Courts coping with overbroad class definitions that include uninjured class members have produced a cacophony of opinions. A first question often addressed in these opinions is whether the problem is one of Article III standing or of meeting Rule 23’s class certification requirements, or both. Senior Judge Stanley Marcus’ opinion for the Eleventh Circuit in Cordoba v. DirecTV, LLC, 2019 WL 6044305 (Nov. 15, 2019), represents the court’s first in-depth attempt to tackle the issues.
Cordoba was a Telephone Consumer Protection Act action brought by plaintiff claiming that he had received telemarketing calls from DirecTV that violated the statute. Specifically, the allegation was that DirecTV had failed to maintain a list of individuals who asked not to receive calls—a so-called internal do-not-call list required by an FCC implementing regulation. Cordoba alleged that DirecTV failed to maintain this list and continued to call individuals who asked not to be contacted. A class of all persons who received more than one telemarketing call on behalf of DirecTV while it failed to maintain an internal do-not-call list was certified by District Judge Mark Cohen (N.D. Ga.). The Eleventh Circuit granted DirecTV’s petition for interlocutory review under Rule 23(f).
The Eleventh Circuit vacated class certification because the unnamed members of the would-be class who did not ask DirecTV to stop calling them—and so would not have been on the list even if it had been maintained—were not injured by the failure to maintain the list. This was so even though the class representative had Article III standing. As the court put it, “the fact that many, perhaps most, members of the class may lack standing is extremely important to the class certification decision.”
In the case of a Rule 23(b)(3) class, the individualized inquiry necessary to determine whether each class member asked the telemarketer to stop calling would preclude a finding of the requisite predominance of common issues over individual issues. “The essential point . . . is that at some time in the course of the litigation the district court will have to determine whether each of the absent class members has standing before they could be granted any relief. That is an individualized issue . . . .” Would-be class members who did not ask to be put on the no-call list lack standing due to their failure to establish that their injuries are traceable to the challenged action of the defendant. Even though the receipt of a single phone call was enough to establish the requisite injury, according to the court, it was not enough to establish traceability. The court distinguished its recent holding in Salcedo v. Hanna, 936 F.3d 1162 (11th Cir. 2019), in which a single unlawful text message was held to be insufficient to establish injury, based on the relatively greater intrusiveness of a phone call.

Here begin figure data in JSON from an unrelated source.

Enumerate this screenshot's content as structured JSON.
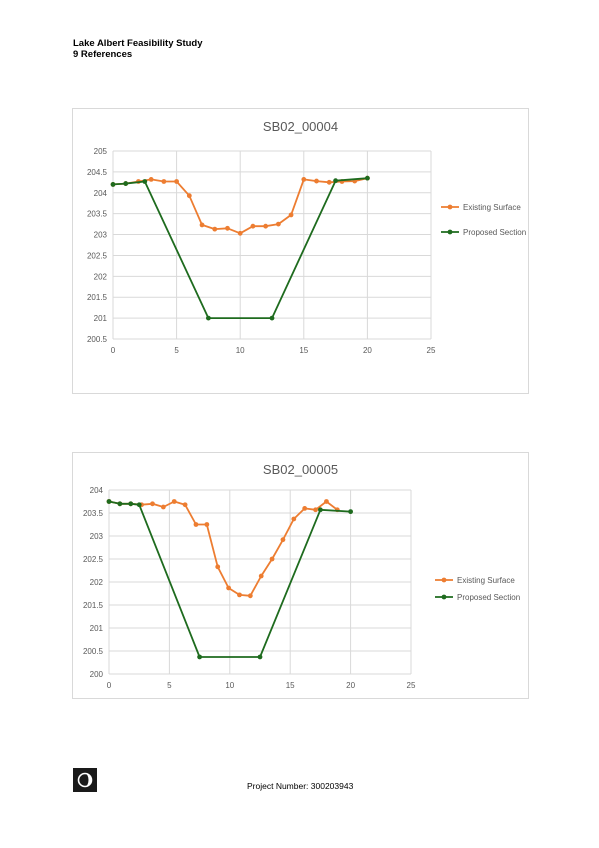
{
  "header": {
    "line1": "Lake Albert Feasibility Study",
    "line2": "9 References"
  },
  "footer": {
    "project_number": "Project Number: 300203943"
  },
  "colors": {
    "existing": "#ED7D31",
    "proposed": "#1E6B1E",
    "grid": "#d9d9d9",
    "axis_text": "#595959",
    "title_text": "#595959"
  },
  "chart_data": [
    {
      "type": "line",
      "title": "SB02_00004",
      "xlim": [
        0,
        25
      ],
      "xticks": [
        0,
        5,
        10,
        15,
        20,
        25
      ],
      "ylim": [
        200.5,
        205
      ],
      "yticks": [
        200.5,
        201,
        201.5,
        202,
        202.5,
        203,
        203.5,
        204,
        204.5,
        205
      ],
      "ytick_labels": [
        "200.5",
        "201",
        "201.5",
        "202",
        "202.5",
        "203",
        "203.5",
        "204",
        "204.5",
        "205"
      ],
      "grid": true,
      "legend_position": "right",
      "series": [
        {
          "name": "Existing Surface",
          "x": [
            0,
            1,
            2,
            3,
            4,
            5,
            6,
            7,
            8,
            9,
            10,
            11,
            12,
            13,
            14,
            15,
            16,
            17,
            18,
            19,
            20
          ],
          "y": [
            204.2,
            204.22,
            204.27,
            204.32,
            204.27,
            204.27,
            203.93,
            203.23,
            203.13,
            203.15,
            203.03,
            203.2,
            203.2,
            203.25,
            203.47,
            204.32,
            204.28,
            204.25,
            204.27,
            204.28,
            204.35
          ]
        },
        {
          "name": "Proposed Section",
          "x": [
            0,
            1,
            2.5,
            7.5,
            12.5,
            17.5,
            20
          ],
          "y": [
            204.2,
            204.22,
            204.27,
            201.0,
            201.0,
            204.29,
            204.35
          ]
        }
      ]
    },
    {
      "type": "line",
      "title": "SB02_00005",
      "xlim": [
        0,
        25
      ],
      "xticks": [
        0,
        5,
        10,
        15,
        20,
        25
      ],
      "ylim": [
        200,
        204
      ],
      "yticks": [
        200,
        200.5,
        201,
        201.5,
        202,
        202.5,
        203,
        203.5,
        204
      ],
      "ytick_labels": [
        "200",
        "200.5",
        "201",
        "201.5",
        "202",
        "202.5",
        "203",
        "203.5",
        "204"
      ],
      "grid": true,
      "legend_position": "right",
      "series": [
        {
          "name": "Existing Surface",
          "x": [
            0,
            0.9,
            1.8,
            2.7,
            3.6,
            4.5,
            5.4,
            6.3,
            7.2,
            8.1,
            9.0,
            9.9,
            10.8,
            11.7,
            12.6,
            13.5,
            14.4,
            15.3,
            16.2,
            17.1,
            18.0,
            18.9
          ],
          "y": [
            203.75,
            203.7,
            203.7,
            203.68,
            203.7,
            203.63,
            203.75,
            203.68,
            203.25,
            203.25,
            202.33,
            201.87,
            201.72,
            201.7,
            202.13,
            202.5,
            202.92,
            203.37,
            203.6,
            203.57,
            203.75,
            203.57
          ]
        },
        {
          "name": "Proposed Section",
          "x": [
            0,
            0.9,
            1.8,
            2.5,
            7.5,
            12.5,
            17.5,
            20
          ],
          "y": [
            203.75,
            203.7,
            203.7,
            203.68,
            200.37,
            200.37,
            203.57,
            203.53
          ]
        }
      ]
    }
  ]
}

Wherever it appears that a large portion of a proposed class may lack standing, the court held that a district court must consider, before certification under Rule 23(b)(3), whether individualized issues of standing will predominate over common issues. The mere possibility of standing problems for a few class members, the court noted, would not necessarily preclude class certification; the court could decide to deal with that problem later on in the proceeding, before it awarded any relief. “But there is a meaningful difference between a class with a few members who might not have suffered an injury traceable to the defendants and a class with potentially many more, even a majority, who do not have Article III standing.” The court noted that a blanket rule precluding class certification if any individuals in the class lack standing would likely run the risk of promoting so-called “fail-safe” classes, in which membership is defined on the basis of having a meritorious claim. This practice, universally recognized as improper, is no remedy for an overbroad class.
Since there was nothing in the record to allow determination on appeal of the makeup of the internal do-not-call list class, the court remanded the case for further proceedings.
Cordoba is the latest fallout from the Supreme Court’s 2016 decision in Spokeo, Inc. v. Robins, 136 S. Ct. 1540. The Eleventh Circuit granted rehearing en banc on October 4, 2019 in another such case, Muransky v. Godiva Chocolatier, Inc., 905 F.3d 1200 (11th Cir. 2018).